The present applicants had the benefit of adversarial proceedings; were able to adduce the arguments and evidence they considered relevant to their case; and had the opportunity of challenging effectively the arguments and evidence adduced by the opposing party. All their arguments which, viewed objectively, were relevant to the resolution of the case were duly heard and examined by the courts and the factual and legal reasons for the impugned decision were set out at length. The proceedings taken as a whole were thus fair. Therefore, this complaint is manifestly ill-founded and must be rejected pursuant to Article 35 §§ 3 (a) and 4 of the Convention.
B. Article 6 of the Convention (access to the Constitutional Court)
The applicants further complained under Article 6 that they had been denied access to the Constitutional Court. The Government disagreed.

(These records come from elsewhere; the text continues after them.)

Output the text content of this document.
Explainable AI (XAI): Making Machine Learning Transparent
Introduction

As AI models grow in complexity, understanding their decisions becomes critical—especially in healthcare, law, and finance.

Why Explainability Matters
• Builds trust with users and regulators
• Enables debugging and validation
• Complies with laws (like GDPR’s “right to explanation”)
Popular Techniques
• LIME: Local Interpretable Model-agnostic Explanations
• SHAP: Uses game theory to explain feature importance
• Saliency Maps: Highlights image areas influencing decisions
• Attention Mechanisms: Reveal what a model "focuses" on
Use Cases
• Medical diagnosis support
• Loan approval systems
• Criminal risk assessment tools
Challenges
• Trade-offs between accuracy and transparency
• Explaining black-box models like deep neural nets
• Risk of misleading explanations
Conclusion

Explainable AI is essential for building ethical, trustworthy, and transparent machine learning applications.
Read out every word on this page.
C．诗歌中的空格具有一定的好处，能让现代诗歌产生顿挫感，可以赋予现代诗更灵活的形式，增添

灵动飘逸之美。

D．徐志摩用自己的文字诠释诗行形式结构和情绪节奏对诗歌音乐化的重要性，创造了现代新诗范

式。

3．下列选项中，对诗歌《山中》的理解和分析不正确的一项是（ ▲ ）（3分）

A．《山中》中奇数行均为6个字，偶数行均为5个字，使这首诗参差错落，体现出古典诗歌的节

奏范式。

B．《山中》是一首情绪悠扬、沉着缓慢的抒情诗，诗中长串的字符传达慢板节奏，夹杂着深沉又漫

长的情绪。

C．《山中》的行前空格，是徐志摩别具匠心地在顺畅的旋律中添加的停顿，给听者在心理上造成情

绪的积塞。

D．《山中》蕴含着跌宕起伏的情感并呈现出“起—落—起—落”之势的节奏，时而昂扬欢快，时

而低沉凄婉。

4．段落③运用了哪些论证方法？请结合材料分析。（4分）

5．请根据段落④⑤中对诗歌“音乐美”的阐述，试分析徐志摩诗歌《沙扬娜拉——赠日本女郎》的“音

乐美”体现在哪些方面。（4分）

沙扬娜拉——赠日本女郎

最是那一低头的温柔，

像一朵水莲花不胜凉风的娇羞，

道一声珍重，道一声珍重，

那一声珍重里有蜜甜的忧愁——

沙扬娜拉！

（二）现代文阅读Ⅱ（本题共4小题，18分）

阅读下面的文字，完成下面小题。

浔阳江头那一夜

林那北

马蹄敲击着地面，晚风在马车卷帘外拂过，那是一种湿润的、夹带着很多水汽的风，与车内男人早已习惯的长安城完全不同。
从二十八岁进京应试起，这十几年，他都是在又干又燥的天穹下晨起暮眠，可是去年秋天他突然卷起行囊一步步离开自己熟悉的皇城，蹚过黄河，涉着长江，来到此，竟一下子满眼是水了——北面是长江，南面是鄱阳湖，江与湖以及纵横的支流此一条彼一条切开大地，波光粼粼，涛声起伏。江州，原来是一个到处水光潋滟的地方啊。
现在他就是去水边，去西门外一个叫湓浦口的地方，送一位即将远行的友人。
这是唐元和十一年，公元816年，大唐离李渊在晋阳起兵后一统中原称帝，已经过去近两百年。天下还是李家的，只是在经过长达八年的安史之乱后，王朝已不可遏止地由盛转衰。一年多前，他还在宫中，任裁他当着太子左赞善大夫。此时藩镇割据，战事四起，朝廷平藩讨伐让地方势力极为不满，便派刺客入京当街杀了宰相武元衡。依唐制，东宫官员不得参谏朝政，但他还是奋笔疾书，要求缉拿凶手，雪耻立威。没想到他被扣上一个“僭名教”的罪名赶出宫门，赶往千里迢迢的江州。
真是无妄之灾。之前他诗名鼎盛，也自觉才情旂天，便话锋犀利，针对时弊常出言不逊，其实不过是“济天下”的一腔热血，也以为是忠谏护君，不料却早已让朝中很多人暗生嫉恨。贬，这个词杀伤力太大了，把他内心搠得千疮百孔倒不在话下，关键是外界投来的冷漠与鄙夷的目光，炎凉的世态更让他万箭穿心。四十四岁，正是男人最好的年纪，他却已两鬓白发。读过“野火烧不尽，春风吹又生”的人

The Court reiterates that Article 6 does not compel the Contracting States to set up courts of appeal or of cassation, but where such courts do exist, the guarantees of Article 6, such as an effective right of access to the courts for the determination of civil rights and obligations, must be complied with (see Vusić v. Croatia, no. 48101/07, § 38, 1 July 2010). In the present case, the Constitutional Court rejected the applicants’ first constitutional appeal, as the applicants had pursued it in parallel with an appeal on points of law, and instructed the applicants that they could lodge a second constitutional appeal after the Supreme Court had rendered its decision. It is true that contrary to that instruction and the Constitutional Court’s jurisprudence set out above their second constitutional appeal was also rejected. However, that mistake was afterwards rectified and the Constitutional Court eventually examined the merits of the applicants’ case. For that reason, this part of the application must also be rejected as being manifestly ill-founded pursuant to Article 35 §§ 3 (a) and 4 of the Convention.
C. Article 1 of Protocol No. 1 to the Convention
Lastly, the applicants complained about the outcome of the proceedings described above under Article 1 of Protocol No. 1. The Government did not submit any observations in that connection.
The Court notes that the impugned civil proceedings led to the loss of the applicants’ title to a public road. Given that this effectively amounted to the nationalisation of their property, the guarantees of Article 1 of Protocol No. 1 apply to the present case. The Court further notes that the applicants had acquired that title by mistake and contrary to the domestic law (see section 4 of the Roads Act 2002). As a general principle, public authorities should not be prevented from correcting their mistakes, even those resulting from their own negligence. Holding otherwise would be contrary to the doctrine of unjust enrichment (see Moskal v. Poland, no. 10373/05, § 73, 15 September 2009). The rectification of the register was aimed at re-establishing the correct position in law, which is a legitimate aim. Its effect (the applicants’ loss of title) was to put things back in the position they would have been in, had the requirements of the law not been disregarded (see, by analogy, Saliba v. Malta, no. 4251/02, 8 November 2005, concerning the demolition of illegal constructions). Furthermore, there is an obvious and compelling public interest to ensure that public roads remain accessible to everyone. It follows that this part of the application must also be rejected as being manifestly ill-founded pursuant to Article 35 §§ 3 (a) and 4 of the Convention.
For these reasons, the Court unanimously
Declares the application inadmissible.